For bioinformaticians and data scientists
A researcher reviewing a noisy list of hits from a GWAS or automated text-mining pipeline.
All candidate genes appear similar in weight → difficult to distinguish broadly connected genes from those with specific, interpretable roles.
After using DSI/DPI:
- High DSI genes stand out as highly specific, allowing fast identification of focused disease involvement.
- Low DPI reveals clusters of genes associated with tightly related disease classes.
The researcher can filter noisy outputs more efficiently and prioritize genes with clearer biological profiles.
For academics and students
A student is trying to understand why some genes are linked to only one disease while others appear across many.
Gene lists feel arbitrary and hard to interpret without context.
After using DSI/DPI:
- DSI provides a quantifiable measure of how narrow or broad those associations are.
- DPI shows whether the involved diseases share biological similarity or span different categories.
DSI and DPI become teaching tools for introducing core concepts such as specificity and pleiotropy in disease biology.
Where to Find DSI and DPI in DISGENET
Both metrics appear in Gene–Disease Associations (GDAs) and Variant–Disease Associations (VDAs) tables within DISGENET. You can:
- View DSI and DPI values directly in the table
- Sort or filter based on the metrics
- Use them to refine candidate lists or better understand association patterns.
These indicators complement the existing evidence and score fields in the platform, providing a clearer picture of a gene or variant’s disease profile.

If DSI and DPI are not visible in the summary table by default, you can add them using the “Select Columns” menu located in the upper-right corner of the table.
Clicking this button opens a panel with all available fields, organized into three groups: GDA, Disease, and Gene.
The DSI and DPI metrics are listed under the Gene group.

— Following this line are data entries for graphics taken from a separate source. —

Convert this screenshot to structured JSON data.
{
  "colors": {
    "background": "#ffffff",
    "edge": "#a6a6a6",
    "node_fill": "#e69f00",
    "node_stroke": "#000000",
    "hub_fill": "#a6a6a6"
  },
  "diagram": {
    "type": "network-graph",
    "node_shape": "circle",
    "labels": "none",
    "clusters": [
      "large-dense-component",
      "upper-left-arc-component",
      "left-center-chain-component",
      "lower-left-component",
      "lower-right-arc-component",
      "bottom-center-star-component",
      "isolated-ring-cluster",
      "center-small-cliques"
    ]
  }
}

Simply check the boxes next to these metrics to display them in your table.
Conclusion
Disease Specificity Index and Disease Pleiotropy Index offer two simple but informative ways to understand the behaviour of genes and variants across human diseases.

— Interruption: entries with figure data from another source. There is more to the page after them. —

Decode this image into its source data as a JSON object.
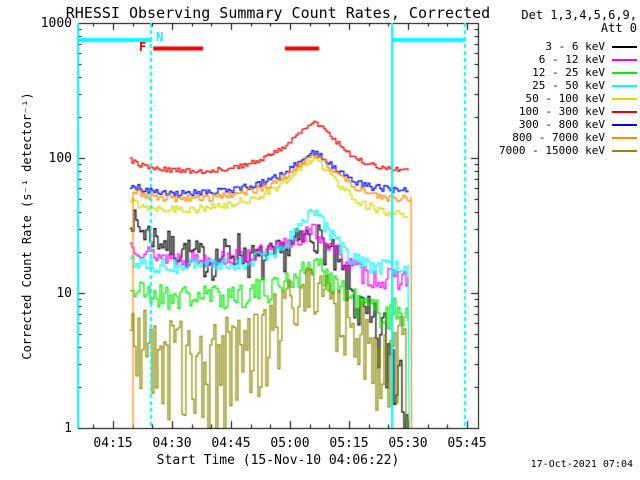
{
  "title": "RHESSI Observing Summary Count Rates, Corrected",
  "timestamp": "17-Oct-2021 07:04",
  "legend": {
    "header_line1": "Det 1,3,4,5,6,9,",
    "header_line2": "Att 0",
    "items": [
      {
        "label": "3 - 6 keV",
        "color": "#000000"
      },
      {
        "label": "6 - 12 keV",
        "color": "#ff00ff"
      },
      {
        "label": "12 - 25 keV",
        "color": "#00ee00"
      },
      {
        "label": "25 - 50 keV",
        "color": "#00ffff"
      },
      {
        "label": "50 - 100 keV",
        "color": "#d9d900"
      },
      {
        "label": "100 - 300 keV",
        "color": "#ee0000"
      },
      {
        "label": "300 - 800 keV",
        "color": "#0000ff"
      },
      {
        "label": "800 - 7000 keV",
        "color": "#ff8c00"
      },
      {
        "label": "7000 - 15000 keV",
        "color": "#8b8b00"
      }
    ]
  },
  "chart_data": {
    "type": "line",
    "title": "RHESSI Observing Summary Count Rates, Corrected",
    "xlabel": "Start Time (15-Nov-10 04:06:22)",
    "ylabel": "Corrected Count Rate (s⁻¹ detector⁻¹)",
    "x_axis": {
      "unit": "minutes after 04:00 UT",
      "range": [
        6.1,
        107.8
      ],
      "tick_values": [
        15,
        30,
        45,
        60,
        75,
        90,
        105
      ],
      "tick_labels": [
        "04:15",
        "04:30",
        "04:45",
        "05:00",
        "05:15",
        "05:30",
        "05:45"
      ],
      "minor_tick_step": 5
    },
    "y_axis": {
      "scale": "log",
      "range": [
        1,
        1000
      ],
      "tick_values": [
        1,
        10,
        100,
        1000
      ],
      "tick_labels": [
        "1",
        "10",
        "100",
        "1000"
      ]
    },
    "series": [
      {
        "name": "3 - 6 keV",
        "color": "#000000",
        "seed": 7,
        "keyframes": [
          [
            19.3,
            38,
            0.08
          ],
          [
            21,
            31,
            0.1
          ],
          [
            25,
            27,
            0.1
          ],
          [
            30,
            22,
            0.1
          ],
          [
            35,
            19.5,
            0.11
          ],
          [
            40,
            17.5,
            0.12
          ],
          [
            44,
            20,
            0.12
          ],
          [
            47,
            22,
            0.12
          ],
          [
            50,
            17.5,
            0.13
          ],
          [
            53,
            17,
            0.13
          ],
          [
            57,
            19,
            0.12
          ],
          [
            62,
            24,
            0.11
          ],
          [
            65.9,
            28,
            0.1
          ],
          [
            68,
            24,
            0.11
          ],
          [
            71,
            18,
            0.13
          ],
          [
            75,
            11,
            0.15
          ],
          [
            78,
            7,
            0.18
          ],
          [
            81,
            5,
            0.25
          ],
          [
            84,
            4,
            0.35
          ],
          [
            86.5,
            3.5,
            0.45
          ],
          [
            90.3,
            3.2,
            0.5
          ]
        ],
        "skew_down": 1.3
      },
      {
        "name": "6 - 12 keV",
        "color": "#ff00ff",
        "seed": 13,
        "keyframes": [
          [
            19.3,
            23,
            0.06
          ],
          [
            23,
            20,
            0.06
          ],
          [
            28,
            18.5,
            0.06
          ],
          [
            35,
            18,
            0.06
          ],
          [
            42,
            18,
            0.06
          ],
          [
            48,
            19,
            0.06
          ],
          [
            55,
            20,
            0.07
          ],
          [
            60,
            24,
            0.07
          ],
          [
            65.9,
            29,
            0.06
          ],
          [
            68,
            26,
            0.07
          ],
          [
            71,
            21,
            0.07
          ],
          [
            75,
            16,
            0.08
          ],
          [
            79,
            13.5,
            0.08
          ],
          [
            83,
            12.5,
            0.08
          ],
          [
            90.3,
            13,
            0.08
          ]
        ]
      },
      {
        "name": "12 - 25 keV",
        "color": "#00ee00",
        "seed": 21,
        "keyframes": [
          [
            19.3,
            10.8,
            0.08
          ],
          [
            24,
            10,
            0.08
          ],
          [
            32,
            9.6,
            0.08
          ],
          [
            40,
            9.6,
            0.08
          ],
          [
            47,
            10,
            0.08
          ],
          [
            54,
            11,
            0.08
          ],
          [
            60,
            13,
            0.08
          ],
          [
            65.9,
            16.5,
            0.07
          ],
          [
            68,
            15,
            0.08
          ],
          [
            71,
            12.5,
            0.08
          ],
          [
            75,
            9.5,
            0.09
          ],
          [
            79,
            8,
            0.09
          ],
          [
            84,
            7.3,
            0.1
          ],
          [
            90.3,
            7.5,
            0.1
          ]
        ],
        "skew_down": 1.5
      },
      {
        "name": "25 - 50 keV",
        "color": "#00ffff",
        "seed": 34,
        "end_drop": true,
        "keyframes": [
          [
            19.3,
            17.5,
            0.055
          ],
          [
            24,
            16.2,
            0.055
          ],
          [
            32,
            15.8,
            0.055
          ],
          [
            40,
            15.8,
            0.055
          ],
          [
            46,
            16.5,
            0.055
          ],
          [
            52,
            18,
            0.06
          ],
          [
            58,
            22,
            0.06
          ],
          [
            62,
            30,
            0.06
          ],
          [
            65.9,
            40,
            0.055
          ],
          [
            67.5,
            36,
            0.06
          ],
          [
            70,
            28,
            0.06
          ],
          [
            73,
            21,
            0.06
          ],
          [
            76,
            17.5,
            0.06
          ],
          [
            80,
            15.8,
            0.055
          ],
          [
            85,
            15.5,
            0.055
          ],
          [
            90.3,
            15.5,
            0.055
          ]
        ]
      },
      {
        "name": "50 - 100 keV",
        "color": "#d9d900",
        "seed": 55,
        "keyframes": [
          [
            19.3,
            48,
            0.035
          ],
          [
            23,
            44,
            0.032
          ],
          [
            30,
            42,
            0.03
          ],
          [
            38,
            42,
            0.03
          ],
          [
            45,
            45,
            0.03
          ],
          [
            52,
            52,
            0.03
          ],
          [
            58,
            64,
            0.03
          ],
          [
            62,
            82,
            0.028
          ],
          [
            65.9,
            100,
            0.026
          ],
          [
            68,
            88,
            0.028
          ],
          [
            71,
            70,
            0.03
          ],
          [
            75,
            54,
            0.03
          ],
          [
            79,
            45,
            0.03
          ],
          [
            84,
            39,
            0.03
          ],
          [
            90.3,
            37,
            0.03
          ]
        ]
      },
      {
        "name": "100 - 300 keV",
        "color": "#ee0000",
        "seed": 89,
        "keyframes": [
          [
            19.3,
            96,
            0.022
          ],
          [
            23,
            86,
            0.02
          ],
          [
            30,
            81,
            0.018
          ],
          [
            38,
            80,
            0.018
          ],
          [
            45,
            84,
            0.018
          ],
          [
            52,
            95,
            0.018
          ],
          [
            58,
            118,
            0.017
          ],
          [
            62,
            152,
            0.016
          ],
          [
            65.9,
            186,
            0.015
          ],
          [
            68,
            168,
            0.016
          ],
          [
            71,
            138,
            0.017
          ],
          [
            75,
            108,
            0.018
          ],
          [
            79,
            92,
            0.018
          ],
          [
            84,
            84,
            0.018
          ],
          [
            90.3,
            82,
            0.018
          ]
        ]
      },
      {
        "name": "300 - 800 keV",
        "color": "#0000ff",
        "seed": 144,
        "keyframes": [
          [
            19.3,
            63,
            0.028
          ],
          [
            23,
            58,
            0.026
          ],
          [
            30,
            55,
            0.025
          ],
          [
            38,
            55,
            0.025
          ],
          [
            45,
            58,
            0.025
          ],
          [
            52,
            64,
            0.025
          ],
          [
            58,
            76,
            0.024
          ],
          [
            62,
            94,
            0.022
          ],
          [
            65.9,
            112,
            0.02
          ],
          [
            68,
            102,
            0.022
          ],
          [
            71,
            86,
            0.024
          ],
          [
            75,
            70,
            0.025
          ],
          [
            79,
            62,
            0.025
          ],
          [
            84,
            59,
            0.025
          ],
          [
            90.3,
            58,
            0.025
          ]
        ]
      },
      {
        "name": "800 - 7000 keV",
        "color": "#ff8c00",
        "seed": 233,
        "start_drop": true,
        "end_drop": true,
        "keyframes": [
          [
            20.1,
            57,
            0.03
          ],
          [
            23,
            53,
            0.028
          ],
          [
            30,
            50,
            0.027
          ],
          [
            38,
            50,
            0.027
          ],
          [
            45,
            53,
            0.027
          ],
          [
            52,
            59,
            0.027
          ],
          [
            58,
            70,
            0.026
          ],
          [
            62,
            88,
            0.024
          ],
          [
            65.9,
            106,
            0.022
          ],
          [
            68,
            96,
            0.024
          ],
          [
            71,
            80,
            0.026
          ],
          [
            75,
            64,
            0.027
          ],
          [
            79,
            56,
            0.027
          ],
          [
            84,
            51,
            0.028
          ],
          [
            90.9,
            49,
            0.028
          ]
        ]
      },
      {
        "name": "7000 - 15000 keV",
        "color": "#8b8b00",
        "seed": 377,
        "end_drop": true,
        "skew_down": 2.2,
        "keyframes": [
          [
            19.3,
            5,
            0.2
          ],
          [
            24,
            3.8,
            0.3
          ],
          [
            30,
            3.0,
            0.35
          ],
          [
            38,
            3.0,
            0.35
          ],
          [
            45,
            4.5,
            0.3
          ],
          [
            52,
            6,
            0.25
          ],
          [
            58,
            8,
            0.2
          ],
          [
            62,
            10,
            0.15
          ],
          [
            65.9,
            13,
            0.12
          ],
          [
            69,
            10,
            0.15
          ],
          [
            73,
            7,
            0.2
          ],
          [
            78,
            4.5,
            0.3
          ],
          [
            83,
            3.5,
            0.35
          ],
          [
            87,
            3.2,
            0.4
          ],
          [
            90.4,
            3,
            0.45
          ]
        ]
      }
    ],
    "flags": {
      "night": {
        "label": "N",
        "color": "#00ffff",
        "segments": [
          [
            6.1,
            24.9
          ],
          [
            86.2,
            104.5
          ]
        ]
      },
      "flare": {
        "label": "F",
        "color": "#ee0000",
        "segments": [
          [
            25.2,
            37.9
          ],
          [
            58.7,
            67.4
          ]
        ]
      }
    },
    "event_lines": {
      "color": "#00ffff",
      "solid": [
        6.15,
        86.06
      ],
      "dashed": [
        24.66,
        104.4
      ]
    }
  }
}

- DSI describes whether a gene or variant is associated with a narrow or broad range of diseases.
- DPI describes how similar or diverse those diseases are across MeSH classes.
Together, they help teams interpret associations more effectively, compare gene profiles, and navigate complex disease landscapes with greater clarity.
Whether you are exploring disease mechanisms, evaluating potential targets, or simply trying to understand the biological role of a gene, these metrics provide an additional layer of insight within DISGENET.